I have not posted here in a very long time. I am doing pretty well these days, one day at a time.
I am in a good relationship with a good man. We really enjoy each other's company and its very simple and nice. We are both al-anoners but we have separate programs. Its working out really well- we understand each other in ways I have never experienced before. We have a lot of respect for each other and its good.
I am moving and that is a good thing, too. I have had room mates and now I can get a place of my own and it feels incredibly good. I have lived in rented rooms/with room mates for 5 years now so its time!! I am finally able to live alone- YAY!
Work is OK- its not the greatest thing in the world but its OK. I won't be there forever but its fine for now. Its paying my bills and financing my new life.

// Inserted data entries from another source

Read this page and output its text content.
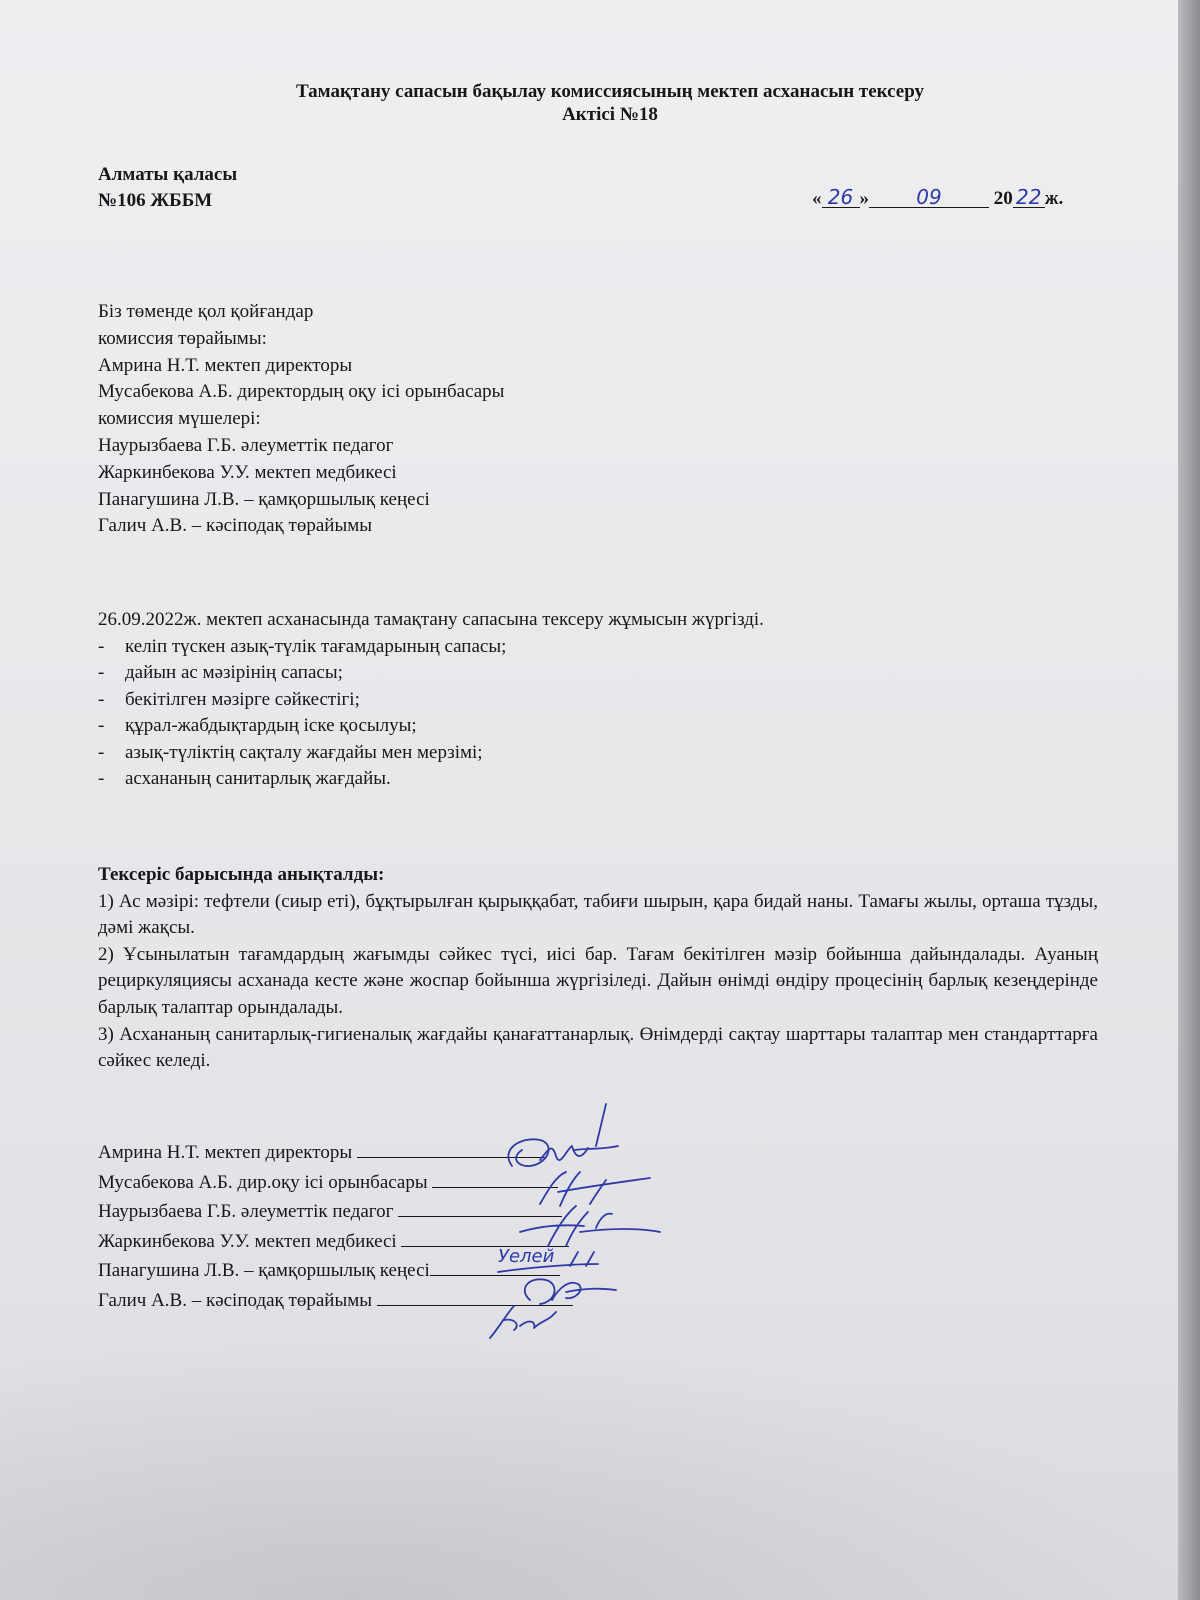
Тамақтану сапасын бақылау комиссиясының мектеп асханасын тексеру
Актісі №18
Алматы қаласы
№106 ЖББМ	« 26 » 09	20 22 ж.
Біз төменде қол қойғандар
комиссия төрайымы:
Амрина Н.Т. мектеп директоры
Мусабекова А.Б. директордың оқу ісі орынбасары
комиссия мүшелері:
Наурызбаева Г.Б. әлеуметтік педагог
Жаркинбекова У.У. мектеп медбикесі
Панагушина Л.В. – қамқоршылық кеңесі
Галич А.В. – кәсіподақ төрайымы
26.09.2022ж. мектеп асханасында тамақтану сапасына тексеру жұмысын жүргізді.
- келіп түскен азық-түлік тағамдарының сапасы;
- дайын ас мәзірінің сапасы;
- бекітілген мәзірге сәйкестігі;
- құрал-жабдықтардың іске қосылуы;
- азық-түліктің сақталу жағдайы мен мерзімі;
- асхананың санитарлық жағдайы.
Тексеріс барысында анықталды:

1) Ас мәзірі: тефтели (сиыр еті), бұқтырылған қырыққабат, табиғи шырын, қара бидай наны. Тамағы жылы, орташа тұзды, дәмі жақсы.

2) Ұсынылатын тағамдардың жағымды сәйкес түсі, иісі бар. Тағам бекітілген мәзір бойынша дайындалады. Ауаның рециркуляциясы асханада кесте және жоспар бойынша жүргізіледі. Дайын өнімді өндіру процесінің барлық кезеңдерінде барлық талаптар орындалады.

3) Асхананың санитарлық-гигиеналық жағдайы қанағаттанарлық. Өнімдерді сақтау шарттары талаптар мен стандарттарға сәйкес келеді.

Амрина Н.Т. мектеп директоры
Мусабекова А.Б. дир.оқу ісі орынбасары
Наурызбаева Г.Б. әлеуметтік педагог
Жаркинбекова У.У. мектеп медбикесі
Панагушина Л.В. – қамқоршылық кеңесі
Галич А.В. – кәсіподақ төрайымы
Уелей
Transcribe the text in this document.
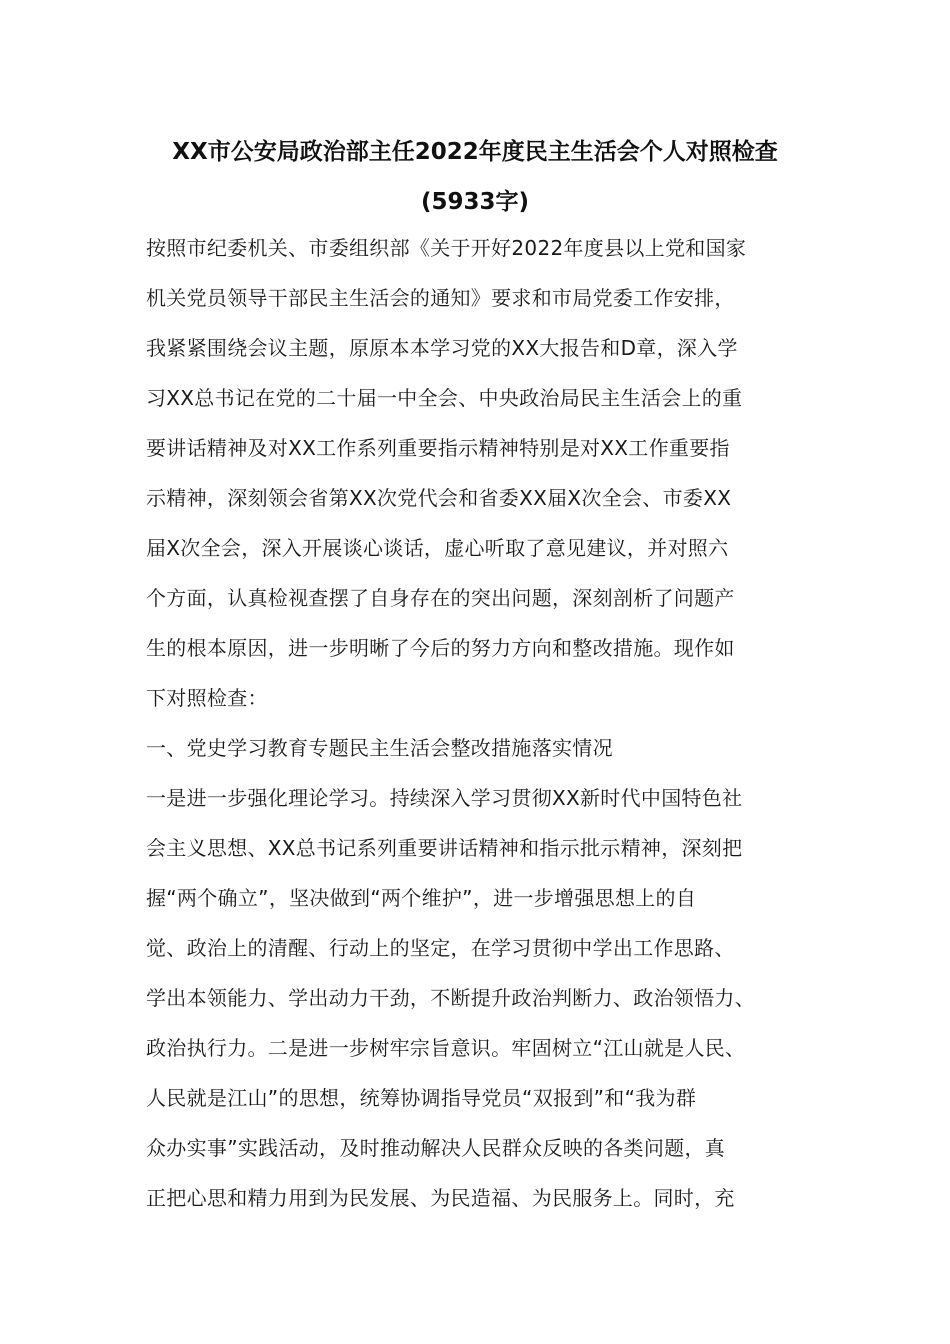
XX市公安局政治部主任2022年度民主生活会个人对照检查
(5933字)
按照市纪委机关、市委组织部《关于开好2022年度县以上党和国家
机关党员领导干部民主生活会的通知》要求和市局党委工作安排，
我紧紧围绕会议主题，原原本本学习党的XX大报告和D章，深入学
习XX总书记在党的二十届一中全会、中央政治局民主生活会上的重
要讲话精神及对XX工作系列重要指示精神特别是对XX工作重要指
示精神，深刻领会省第XX次党代会和省委XX届X次全会、市委XX
届X次全会，深入开展谈心谈话，虚心听取了意见建议，并对照六
个方面，认真检视查摆了自身存在的突出问题，深刻剖析了问题产
生的根本原因，进一步明晰了今后的努力方向和整改措施。现作如
下对照检查：
一、党史学习教育专题民主生活会整改措施落实情况
一是进一步强化理论学习。持续深入学习贯彻XX新时代中国特色社
会主义思想、XX总书记系列重要讲话精神和指示批示精神，深刻把
握“两个确立”，坚决做到“两个维护”，进一步增强思想上的自
觉、政治上的清醒、行动上的坚定，在学习贯彻中学出工作思路、
学出本领能力、学出动力干劲，不断提升政治判断力、政治领悟力、
政治执行力。二是进一步树牢宗旨意识。牢固树立“江山就是人民、
人民就是江山”的思想，统筹协调指导党员“双报到”和“我为群
众办实事”实践活动，及时推动解决人民群众反映的各类问题，真
正把心思和精力用到为民发展、为民造福、为民服务上。同时，充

I have had some health issues but again, one day at a time.
I feel like I am heading into a new phase of my life, one of re-building. I have been in transition for so long and now I feel like I am heading into a more stable and grounded life. I feel peace most of the time and when I don't, I pass it off to HP- he can deal with that; I don't have to.
I just have to say that its really nice to actually be with a boyfriend who really likes me and wants to be with me (shocking). For so long I spent time with unhappy people who were uncertain about themselves and therefore were uncertain about their friendships and relationships. I used to work hard to manipulate people into liking me. Now, if they don't like me, that is totally Ok because there are plenty out there who do and I prefer now to hang out with them! I no longer try to convince anyone of anything. If someone does not want to be with me, its loud and clear and I believe it and take it at face value and let them go. Real simple. Real basic.
I am so grateful for the rooms of al-anon. I love you guys. Jean
I was just wondering how you were. I am so glad you are able to move. I am working on a number of projects at the moment and moving into my own place is years away. I am so happy to see someone do this.
I am also happy you are in a relationship that seems to be working. My prior models were to move in as soon as possible, be serious day one and not be able to conceive of having a "choice". I know that dating is something I am really a beginner at.